Saturday

At the Mexican Press Club


The conference on Remembering and Forgetting, held in October of 2007, was itself memorable. A woman spoke on home birth, from DeAnza Community College, and Adriana Yoto presented a stunning slide show on the links between the images of colonial Britain and the marketing campaigns of the Providence Mall (and its sister malls, owned by the same company--General Growth Properties).


She and her husband and several friends created a living space in an "unused interstice" in the mall and supplied it with furniture, electricity, and a bricked up wall with lockable door. Her husband was on NPR THE STORY program last week, and two of my students in the fall 2007 college writing class (who had seen the slide show) also caught the NPR story.

The marketing campaigns of TV often emphasize social integration, while the MALL campaign, directed toward women's "colonial-style" fantasies of ease-full luxury. DEFINING YOU is a campaign for what Olive Schriener, the South African feminist, called in her 1920s book, WOMAN AND LABOR, the propensity of 'women's cultures" to thrive on a kind of parasitism.

Anne McClintock, in IMPERIAL LEATHER, also emphasized how the labor of household maintenance had to be out of sight, and that idleness was the marker by which women of class established their position.

The presentation by Adriana in Mexico City has really interested me--as the forced idleness and dissolution of women in colonial spaces, and even in postcolonial spaces--has been troubling me for some time. To see it reflected so boldly in contemporary American commercial culture is disturbing.

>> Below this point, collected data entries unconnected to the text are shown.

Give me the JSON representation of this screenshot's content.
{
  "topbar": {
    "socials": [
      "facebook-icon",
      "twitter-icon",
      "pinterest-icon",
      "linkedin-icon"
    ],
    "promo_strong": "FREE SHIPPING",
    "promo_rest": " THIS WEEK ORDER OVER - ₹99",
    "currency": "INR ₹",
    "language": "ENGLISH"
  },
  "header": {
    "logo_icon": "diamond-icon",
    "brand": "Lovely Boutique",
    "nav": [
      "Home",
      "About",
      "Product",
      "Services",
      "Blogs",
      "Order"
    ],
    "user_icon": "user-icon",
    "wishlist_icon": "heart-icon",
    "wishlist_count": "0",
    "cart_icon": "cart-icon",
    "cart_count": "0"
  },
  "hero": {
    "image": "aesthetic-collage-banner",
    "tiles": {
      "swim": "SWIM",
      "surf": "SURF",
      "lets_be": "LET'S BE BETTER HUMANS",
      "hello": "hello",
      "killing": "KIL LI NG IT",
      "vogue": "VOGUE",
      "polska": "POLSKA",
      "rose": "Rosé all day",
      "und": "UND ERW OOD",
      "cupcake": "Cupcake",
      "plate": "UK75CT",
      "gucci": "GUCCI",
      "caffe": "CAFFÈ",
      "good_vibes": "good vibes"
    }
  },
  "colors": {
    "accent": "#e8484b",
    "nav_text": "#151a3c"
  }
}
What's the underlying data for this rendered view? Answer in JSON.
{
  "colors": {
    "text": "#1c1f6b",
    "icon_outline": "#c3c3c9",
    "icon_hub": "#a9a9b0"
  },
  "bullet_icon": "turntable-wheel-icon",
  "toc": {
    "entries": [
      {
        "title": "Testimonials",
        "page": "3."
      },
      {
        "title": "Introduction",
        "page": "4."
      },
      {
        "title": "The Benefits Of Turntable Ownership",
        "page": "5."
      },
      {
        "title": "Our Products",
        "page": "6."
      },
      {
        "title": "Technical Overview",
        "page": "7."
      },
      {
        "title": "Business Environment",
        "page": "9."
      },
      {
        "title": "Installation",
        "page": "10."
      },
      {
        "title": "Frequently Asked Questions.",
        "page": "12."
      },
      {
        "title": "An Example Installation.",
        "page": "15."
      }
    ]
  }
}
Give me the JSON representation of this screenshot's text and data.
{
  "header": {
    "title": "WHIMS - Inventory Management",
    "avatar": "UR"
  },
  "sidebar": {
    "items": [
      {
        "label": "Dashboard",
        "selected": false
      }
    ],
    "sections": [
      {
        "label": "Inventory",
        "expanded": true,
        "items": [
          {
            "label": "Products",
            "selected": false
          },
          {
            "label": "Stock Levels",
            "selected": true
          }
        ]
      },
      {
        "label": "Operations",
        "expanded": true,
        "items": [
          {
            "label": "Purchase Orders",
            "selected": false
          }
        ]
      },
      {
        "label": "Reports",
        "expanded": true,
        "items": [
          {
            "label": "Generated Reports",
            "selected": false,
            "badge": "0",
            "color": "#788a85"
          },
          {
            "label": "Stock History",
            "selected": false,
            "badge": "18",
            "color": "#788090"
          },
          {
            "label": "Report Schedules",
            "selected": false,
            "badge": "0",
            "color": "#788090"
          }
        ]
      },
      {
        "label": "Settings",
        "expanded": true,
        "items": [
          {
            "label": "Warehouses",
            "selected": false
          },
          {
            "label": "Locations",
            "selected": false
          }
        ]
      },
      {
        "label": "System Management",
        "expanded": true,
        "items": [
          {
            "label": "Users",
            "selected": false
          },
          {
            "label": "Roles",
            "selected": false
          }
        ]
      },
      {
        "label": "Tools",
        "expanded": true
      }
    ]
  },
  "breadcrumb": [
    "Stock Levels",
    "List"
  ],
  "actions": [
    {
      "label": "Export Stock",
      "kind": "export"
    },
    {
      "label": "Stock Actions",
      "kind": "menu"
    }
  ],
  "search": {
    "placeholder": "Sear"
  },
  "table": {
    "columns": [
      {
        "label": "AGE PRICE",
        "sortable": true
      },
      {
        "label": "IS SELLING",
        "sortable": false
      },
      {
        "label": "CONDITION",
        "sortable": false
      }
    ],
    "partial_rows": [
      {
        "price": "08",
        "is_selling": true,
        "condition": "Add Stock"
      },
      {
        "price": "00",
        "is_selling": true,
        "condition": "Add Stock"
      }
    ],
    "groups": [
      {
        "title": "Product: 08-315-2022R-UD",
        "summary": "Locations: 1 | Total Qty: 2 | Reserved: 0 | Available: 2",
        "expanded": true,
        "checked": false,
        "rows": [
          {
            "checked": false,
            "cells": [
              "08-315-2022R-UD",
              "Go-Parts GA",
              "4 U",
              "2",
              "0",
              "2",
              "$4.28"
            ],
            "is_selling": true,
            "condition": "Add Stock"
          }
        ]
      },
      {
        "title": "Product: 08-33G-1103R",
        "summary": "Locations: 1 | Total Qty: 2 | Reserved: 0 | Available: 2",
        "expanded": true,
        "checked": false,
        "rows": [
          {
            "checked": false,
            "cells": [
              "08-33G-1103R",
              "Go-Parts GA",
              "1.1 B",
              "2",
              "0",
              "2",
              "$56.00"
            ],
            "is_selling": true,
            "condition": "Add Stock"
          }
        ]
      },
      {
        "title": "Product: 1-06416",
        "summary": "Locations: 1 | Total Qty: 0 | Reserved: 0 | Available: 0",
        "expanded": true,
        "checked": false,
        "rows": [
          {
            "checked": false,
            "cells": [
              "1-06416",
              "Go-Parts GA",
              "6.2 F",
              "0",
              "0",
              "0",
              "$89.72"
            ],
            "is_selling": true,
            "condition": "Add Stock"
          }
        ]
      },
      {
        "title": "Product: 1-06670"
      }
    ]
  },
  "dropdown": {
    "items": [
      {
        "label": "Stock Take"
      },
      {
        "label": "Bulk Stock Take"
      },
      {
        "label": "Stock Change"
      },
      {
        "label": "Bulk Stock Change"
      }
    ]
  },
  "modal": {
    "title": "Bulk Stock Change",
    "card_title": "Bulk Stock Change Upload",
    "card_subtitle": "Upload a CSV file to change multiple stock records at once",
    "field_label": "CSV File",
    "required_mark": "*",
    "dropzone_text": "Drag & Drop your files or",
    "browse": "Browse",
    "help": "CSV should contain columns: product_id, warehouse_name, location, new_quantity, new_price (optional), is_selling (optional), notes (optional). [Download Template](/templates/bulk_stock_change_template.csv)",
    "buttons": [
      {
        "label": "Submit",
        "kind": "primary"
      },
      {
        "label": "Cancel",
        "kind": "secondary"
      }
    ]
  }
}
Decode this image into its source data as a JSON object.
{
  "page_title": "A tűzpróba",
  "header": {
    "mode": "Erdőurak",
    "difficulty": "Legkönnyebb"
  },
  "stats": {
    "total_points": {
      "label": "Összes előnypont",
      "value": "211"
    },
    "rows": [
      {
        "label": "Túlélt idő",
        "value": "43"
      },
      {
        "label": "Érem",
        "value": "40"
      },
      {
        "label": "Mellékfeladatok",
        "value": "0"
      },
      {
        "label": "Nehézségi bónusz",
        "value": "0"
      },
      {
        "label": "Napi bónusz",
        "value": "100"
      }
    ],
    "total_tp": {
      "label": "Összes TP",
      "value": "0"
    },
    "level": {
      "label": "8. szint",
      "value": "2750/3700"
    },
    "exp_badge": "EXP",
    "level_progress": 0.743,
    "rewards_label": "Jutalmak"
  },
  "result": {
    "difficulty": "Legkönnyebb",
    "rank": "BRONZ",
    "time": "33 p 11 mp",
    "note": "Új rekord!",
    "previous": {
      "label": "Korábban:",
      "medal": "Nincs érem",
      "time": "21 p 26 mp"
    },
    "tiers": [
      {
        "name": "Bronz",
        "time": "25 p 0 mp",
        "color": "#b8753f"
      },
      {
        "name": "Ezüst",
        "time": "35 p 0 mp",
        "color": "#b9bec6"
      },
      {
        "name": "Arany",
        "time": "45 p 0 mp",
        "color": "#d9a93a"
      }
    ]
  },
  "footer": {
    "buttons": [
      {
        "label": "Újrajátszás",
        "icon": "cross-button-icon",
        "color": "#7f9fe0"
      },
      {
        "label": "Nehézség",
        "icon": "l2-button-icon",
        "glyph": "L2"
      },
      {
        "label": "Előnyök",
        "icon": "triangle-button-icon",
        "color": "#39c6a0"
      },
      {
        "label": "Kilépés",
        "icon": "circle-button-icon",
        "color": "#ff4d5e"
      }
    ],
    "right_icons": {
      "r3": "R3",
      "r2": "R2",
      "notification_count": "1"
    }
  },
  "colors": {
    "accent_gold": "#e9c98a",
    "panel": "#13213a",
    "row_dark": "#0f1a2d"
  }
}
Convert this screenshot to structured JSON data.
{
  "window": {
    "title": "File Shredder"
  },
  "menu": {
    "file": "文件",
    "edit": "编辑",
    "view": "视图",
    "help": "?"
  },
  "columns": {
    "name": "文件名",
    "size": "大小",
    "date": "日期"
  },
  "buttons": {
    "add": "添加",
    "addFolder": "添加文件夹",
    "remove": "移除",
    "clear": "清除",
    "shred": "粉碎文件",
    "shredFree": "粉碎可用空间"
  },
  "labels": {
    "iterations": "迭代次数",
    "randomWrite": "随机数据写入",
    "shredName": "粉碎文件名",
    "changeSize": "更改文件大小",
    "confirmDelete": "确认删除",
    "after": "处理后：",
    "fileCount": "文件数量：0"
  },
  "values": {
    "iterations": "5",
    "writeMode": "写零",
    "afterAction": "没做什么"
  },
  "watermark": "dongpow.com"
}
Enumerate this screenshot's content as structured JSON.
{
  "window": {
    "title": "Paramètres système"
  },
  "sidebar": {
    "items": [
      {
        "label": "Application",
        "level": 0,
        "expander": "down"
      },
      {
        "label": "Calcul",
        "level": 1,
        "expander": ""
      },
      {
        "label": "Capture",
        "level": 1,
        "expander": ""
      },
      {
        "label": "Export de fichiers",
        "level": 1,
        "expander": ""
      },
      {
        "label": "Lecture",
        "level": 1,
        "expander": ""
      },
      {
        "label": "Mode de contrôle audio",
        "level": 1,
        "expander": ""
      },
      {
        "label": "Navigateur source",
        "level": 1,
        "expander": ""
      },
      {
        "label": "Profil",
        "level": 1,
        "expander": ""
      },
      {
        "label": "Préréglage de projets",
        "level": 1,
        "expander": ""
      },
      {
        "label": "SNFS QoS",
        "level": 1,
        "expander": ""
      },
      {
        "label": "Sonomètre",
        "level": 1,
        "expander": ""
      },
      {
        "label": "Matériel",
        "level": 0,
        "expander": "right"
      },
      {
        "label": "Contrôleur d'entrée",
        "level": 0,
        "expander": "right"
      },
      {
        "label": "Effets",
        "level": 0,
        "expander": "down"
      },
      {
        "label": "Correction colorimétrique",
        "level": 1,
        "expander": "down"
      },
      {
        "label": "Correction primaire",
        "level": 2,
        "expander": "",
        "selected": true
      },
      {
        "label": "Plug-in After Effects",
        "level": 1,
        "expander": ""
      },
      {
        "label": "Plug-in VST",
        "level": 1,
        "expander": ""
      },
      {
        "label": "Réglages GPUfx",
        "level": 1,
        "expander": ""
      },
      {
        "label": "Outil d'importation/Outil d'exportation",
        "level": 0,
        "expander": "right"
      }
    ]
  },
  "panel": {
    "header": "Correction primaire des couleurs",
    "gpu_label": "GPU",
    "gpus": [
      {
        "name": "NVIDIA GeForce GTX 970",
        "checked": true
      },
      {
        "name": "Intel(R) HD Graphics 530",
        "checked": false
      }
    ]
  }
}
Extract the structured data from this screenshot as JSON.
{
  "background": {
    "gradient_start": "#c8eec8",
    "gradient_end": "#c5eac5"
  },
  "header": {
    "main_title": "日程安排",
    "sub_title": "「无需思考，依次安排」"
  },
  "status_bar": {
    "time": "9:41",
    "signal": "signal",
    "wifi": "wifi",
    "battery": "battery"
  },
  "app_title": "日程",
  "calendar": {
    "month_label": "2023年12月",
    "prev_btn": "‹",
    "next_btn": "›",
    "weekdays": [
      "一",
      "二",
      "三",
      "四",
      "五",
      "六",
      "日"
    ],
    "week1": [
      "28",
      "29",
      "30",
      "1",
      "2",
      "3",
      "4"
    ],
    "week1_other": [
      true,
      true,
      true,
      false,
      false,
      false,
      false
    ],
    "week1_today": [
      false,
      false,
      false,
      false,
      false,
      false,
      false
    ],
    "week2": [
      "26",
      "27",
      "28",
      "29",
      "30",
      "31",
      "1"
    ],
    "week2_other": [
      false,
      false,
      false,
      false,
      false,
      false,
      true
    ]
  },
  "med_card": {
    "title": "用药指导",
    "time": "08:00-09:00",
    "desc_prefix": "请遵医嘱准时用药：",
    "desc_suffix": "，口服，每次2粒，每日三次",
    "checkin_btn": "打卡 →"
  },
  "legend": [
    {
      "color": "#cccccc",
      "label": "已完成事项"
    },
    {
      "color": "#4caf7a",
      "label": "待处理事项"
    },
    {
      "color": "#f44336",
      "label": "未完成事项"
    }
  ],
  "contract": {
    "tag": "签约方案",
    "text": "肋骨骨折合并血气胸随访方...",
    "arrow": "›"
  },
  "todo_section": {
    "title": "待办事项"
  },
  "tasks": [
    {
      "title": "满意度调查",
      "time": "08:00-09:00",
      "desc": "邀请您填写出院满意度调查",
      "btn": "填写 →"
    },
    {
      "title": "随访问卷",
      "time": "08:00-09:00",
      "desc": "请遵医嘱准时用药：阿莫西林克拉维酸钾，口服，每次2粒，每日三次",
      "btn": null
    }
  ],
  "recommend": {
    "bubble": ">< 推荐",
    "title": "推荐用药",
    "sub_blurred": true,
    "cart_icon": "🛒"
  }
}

In a B & B in Cape Town, South Africa my "hostess" for a week--an elderly woman in a large house hoping to supplement her investment income, complained of my haircut. You're a sight, she said to me. Let me call my friend to cut you hair. Another elderly lady showed up, several hours later, and had me sit in the dining room, at the table, and proceeded to cut small bits of hair. At each fingerfull, she extended her arm out over the rug and released the hair, which drifted feather like to the floor. When she was done there was hair covering the entire dining room floor, and the domestic helper, watching from the kitchen, simply frowned slightly at the unnecessary labor. I feel sure that the women were not being unkind or sadistic. They were simply so unaccustomed to cleaning, that they were oblivous to what it would take to clean the hair up. To them it was great fun to cut an American's hair—a girlish, chattery bit of entertainment. To the domestic helper, it was two hours of tedious work. The vacuum cleaner had broken several months ago. It was 2004.

It is scenes like this, from cultures in which middle class or dominant group women play out their fantasies of childlike irresponsiblity--that the campaigns of idle unconnected luxury self-indulgence, such as Adriana has examined, grow more troubling.